Disciplinary for Government’s chief disciplinarian

Politics editor Thom Hollick recounts Conservative Chief Whip Andrew Mitchell’s spot of bother and speculates about the consequences.

Freshly appointed Conservative Chief Whip Andrew Mitchell has come under fire this week for hurling a torrent of verbal abuse at police officers outside Downing Street. The Minister was apparently riding his bike away from Number 10 when a police officer refused to let him use the main gate, instead insisting he use the smaller pedestrian gate to the side.

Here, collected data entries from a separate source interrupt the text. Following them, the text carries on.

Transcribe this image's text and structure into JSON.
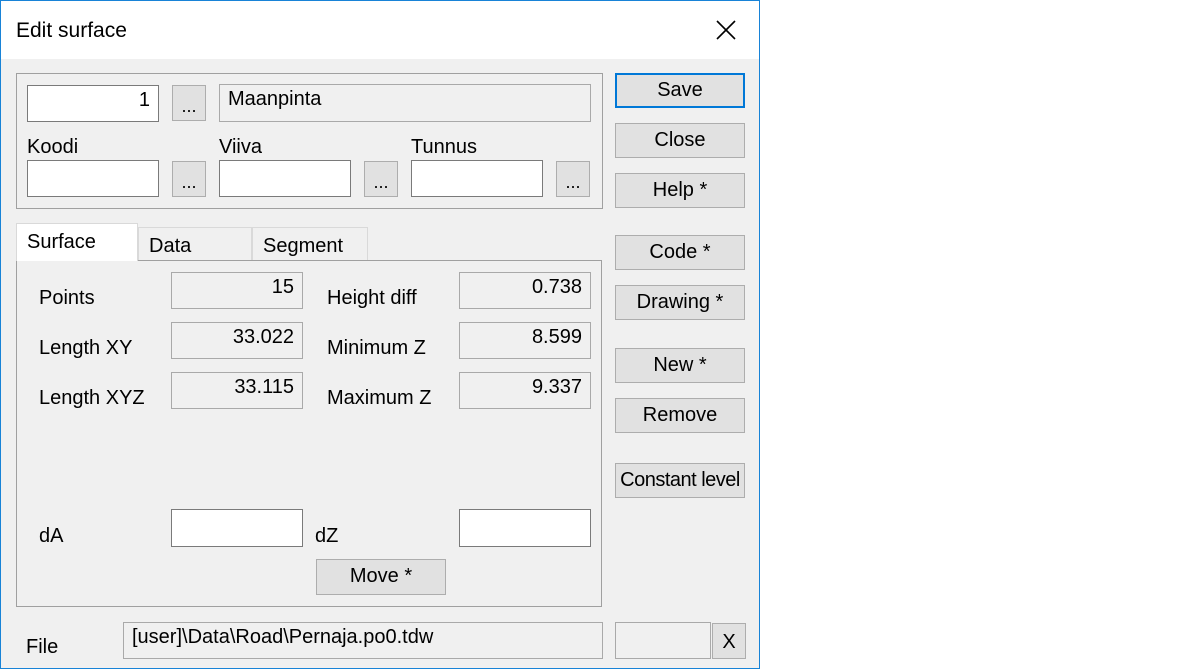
{
  "window": {
    "title": "Edit surface"
  },
  "header": {
    "number_value": "1",
    "name_value": "Maanpinta",
    "browse_label": "...",
    "koodi_label": "Koodi",
    "viiva_label": "Viiva",
    "tunnus_label": "Tunnus",
    "koodi_value": "",
    "viiva_value": "",
    "tunnus_value": ""
  },
  "tabs": [
    {
      "label": "Surface",
      "active": true
    },
    {
      "label": "Data",
      "active": false
    },
    {
      "label": "Segment",
      "active": false
    }
  ],
  "surface": {
    "points_label": "Points",
    "points_value": "15",
    "length_xy_label": "Length XY",
    "length_xy_value": "33.022",
    "length_xyz_label": "Length XYZ",
    "length_xyz_value": "33.115",
    "height_diff_label": "Height diff",
    "height_diff_value": "0.738",
    "min_z_label": "Minimum Z",
    "min_z_value": "8.599",
    "max_z_label": "Maximum Z",
    "max_z_value": "9.337",
    "da_label": "dA",
    "da_value": "",
    "dz_label": "dZ",
    "dz_value": "",
    "move_label": "Move *"
  },
  "side_buttons": {
    "save": "Save",
    "close": "Close",
    "help": "Help *",
    "code": "Code *",
    "drawing": "Drawing *",
    "new": "New *",
    "remove": "Remove",
    "constant_level": "Constant level"
  },
  "footer": {
    "file_label": "File",
    "file_value": "[user]\\Data\\Road\\Pernaja.po0.tdw",
    "extra_value": "",
    "clear_label": "X"
  },
  "colors": {
    "accent": "#0078d7",
    "window_border": "#1883d7",
    "dialog_bg": "#f0f0f0"
  }
}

The exchange that followed differs somewhat depending upon whether you believe the officer or the politician, but went something like this: the police officer explained that it was policy not to open the main gates for cyclists, but Mr Mitchell insisted that he always uses the gates, and pointed out several times that he is Chief Whip. After eventually giving in and walking through the pedestrian gates he turned on the police officers present and shouted in full public view: “Best you learn your f***ing place…you don’t run this f***ing government…You’re f***ing plebs.”

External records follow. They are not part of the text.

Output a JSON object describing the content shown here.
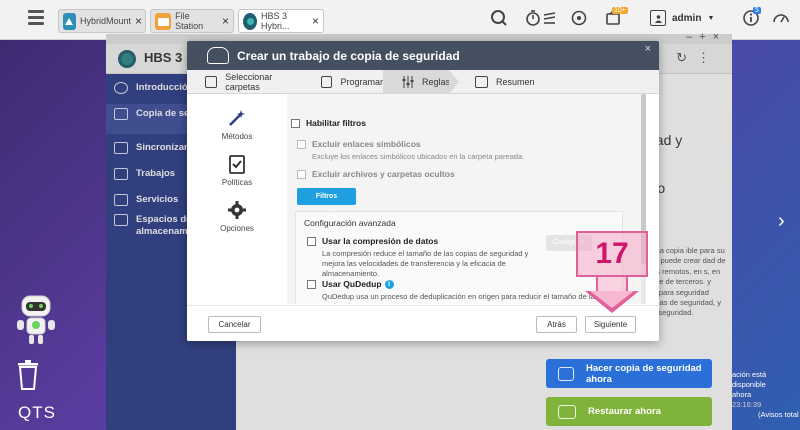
{
  "topbar": {
    "tabs": [
      {
        "label": "HybridMount"
      },
      {
        "label": "File Station"
      },
      {
        "label": "HBS 3 Hybri..."
      }
    ],
    "notification_badge": "10+",
    "info_badge": "5",
    "user": "admin"
  },
  "desktop": {
    "qts_label": "QTS",
    "notif_line1": "ación está disponible",
    "notif_line2": "ahora",
    "notif_time": "23:16:39",
    "notif_line3": "(Avisos total"
  },
  "hbs": {
    "app_name": "HBS 3",
    "sidebar": [
      {
        "label": "Introducción"
      },
      {
        "label": "Copia de seg... restauración"
      },
      {
        "label": "Sincronizar"
      },
      {
        "label": "Trabajos"
      },
      {
        "label": "Servicios"
      },
      {
        "label": "Espacios de almacenami..."
      }
    ],
    "main": {
      "heading_fragment_1": "dad y",
      "heading_fragment_2": "illo",
      "body_text": "ntener una copia ible para su ún varios puede crear dad de sus datos remotos, en s, en otros nube de terceros. y potentes para seguridad estadísticas de seguridad, y copia de seguridad.",
      "backup_button": "Hacer copia de seguridad ahora",
      "restore_button": "Restaurar ahora"
    }
  },
  "modal": {
    "title": "Crear un trabajo de copia de seguridad",
    "steps": [
      {
        "label": "Seleccionar carpetas"
      },
      {
        "label": "Programar"
      },
      {
        "label": "Reglas"
      },
      {
        "label": "Resumen"
      }
    ],
    "side": [
      {
        "label": "Métodos"
      },
      {
        "label": "Políticas"
      },
      {
        "label": "Opciones"
      }
    ],
    "content": {
      "enable_filters": "Habilitar filtros",
      "exclude_symlinks": "Excluir enlaces simbólicos",
      "exclude_symlinks_desc": "Excluye los enlaces simbólicos ubicados en la carpeta pareada.",
      "exclude_hidden": "Excluir archivos y carpetas ocultos",
      "advanced_filters_button": "Filtros avanzados",
      "advanced_section": "Configuración avanzada",
      "compression_label": "Usar la compresión de datos",
      "compression_desc": "La compresión reduce el tamaño de las copias de seguridad y mejora las velocidades de transferencia y la eficacia de almacenamiento.",
      "configure_button": "Configurar",
      "qudedup_label": "Usar QuDedup",
      "qudedup_desc": "QuDedup usa un proceso de deduplicación en origen para reducir el tamaño de las copias de"
    },
    "footer": {
      "cancel": "Cancelar",
      "back": "Atrás",
      "next": "Siguiente"
    }
  },
  "annotation": {
    "step_number": "17"
  }
}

Mr Mitchell admits to losing his temper and swearing, and that he did not treat the police officers with the respect that they deserve, however he disputes using the word ‘pleb’. This is perhaps unsurprising due to its unpleasant elitist implications. For a Tory minister, it would seem that coming across as a toff who sees people in other professions as inferior to him is probably much more damaging than being seen to swear, an action that some might see as evidence of his mortality.

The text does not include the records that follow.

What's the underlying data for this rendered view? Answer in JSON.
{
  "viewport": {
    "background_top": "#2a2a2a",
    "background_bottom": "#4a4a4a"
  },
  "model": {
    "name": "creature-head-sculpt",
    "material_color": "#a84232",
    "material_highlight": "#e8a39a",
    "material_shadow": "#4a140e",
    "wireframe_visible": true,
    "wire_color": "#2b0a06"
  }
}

Since the row, Mr Mitchell has profusely apologised, to the Prime Minister, to the Metropolitan Police, and to the individual officers involved, and they have all accepted his apology. Nonetheless, the story is refusing to die because of one thing that the officer pointed out to Mr Mitchell at the time: it is an offence to swear at a police officer. When warned of the possible criminality of his acts, Mr Mitchell did give in and cycle away, but said “you haven’t heard the last of this.” How correct he was.

Whose account of the incident is correct? Andrew Mitchell, who claimed he had just had “a long and extremely frustrating day,” or the police officer, who is trained to make accurate notes of what is said in situations exactly like this one? The Prime Minister, David Cameron, has said he believes his minister’s account of what transpired, but others including Boris Johnson have put their faith in the procedures of the Metropolitan Police. By implication, that means there is a case for re-opening an investigation.

Could Andrew Mitchell lose his job over this, so soon after starting? It seems unlikely at this stage, as he still has the confidence of the PM, who is responsible for all hiring and firing. The Police could attempt an arrest, but it seems likely that they too would like to avoid that. No one really wants to see the government torn apart by criminal prosecutions, except maybe the opposition.

No, most of the parties involved would like to see the issue closed for good, but because of the negative class dimension, the media have just run and run with it. Is this what all Conservative ministers think of the rest of the population, or was this just one man losing his cool? Either way, being in a political office is not a qualification that puts you above the law that governs the rest of us.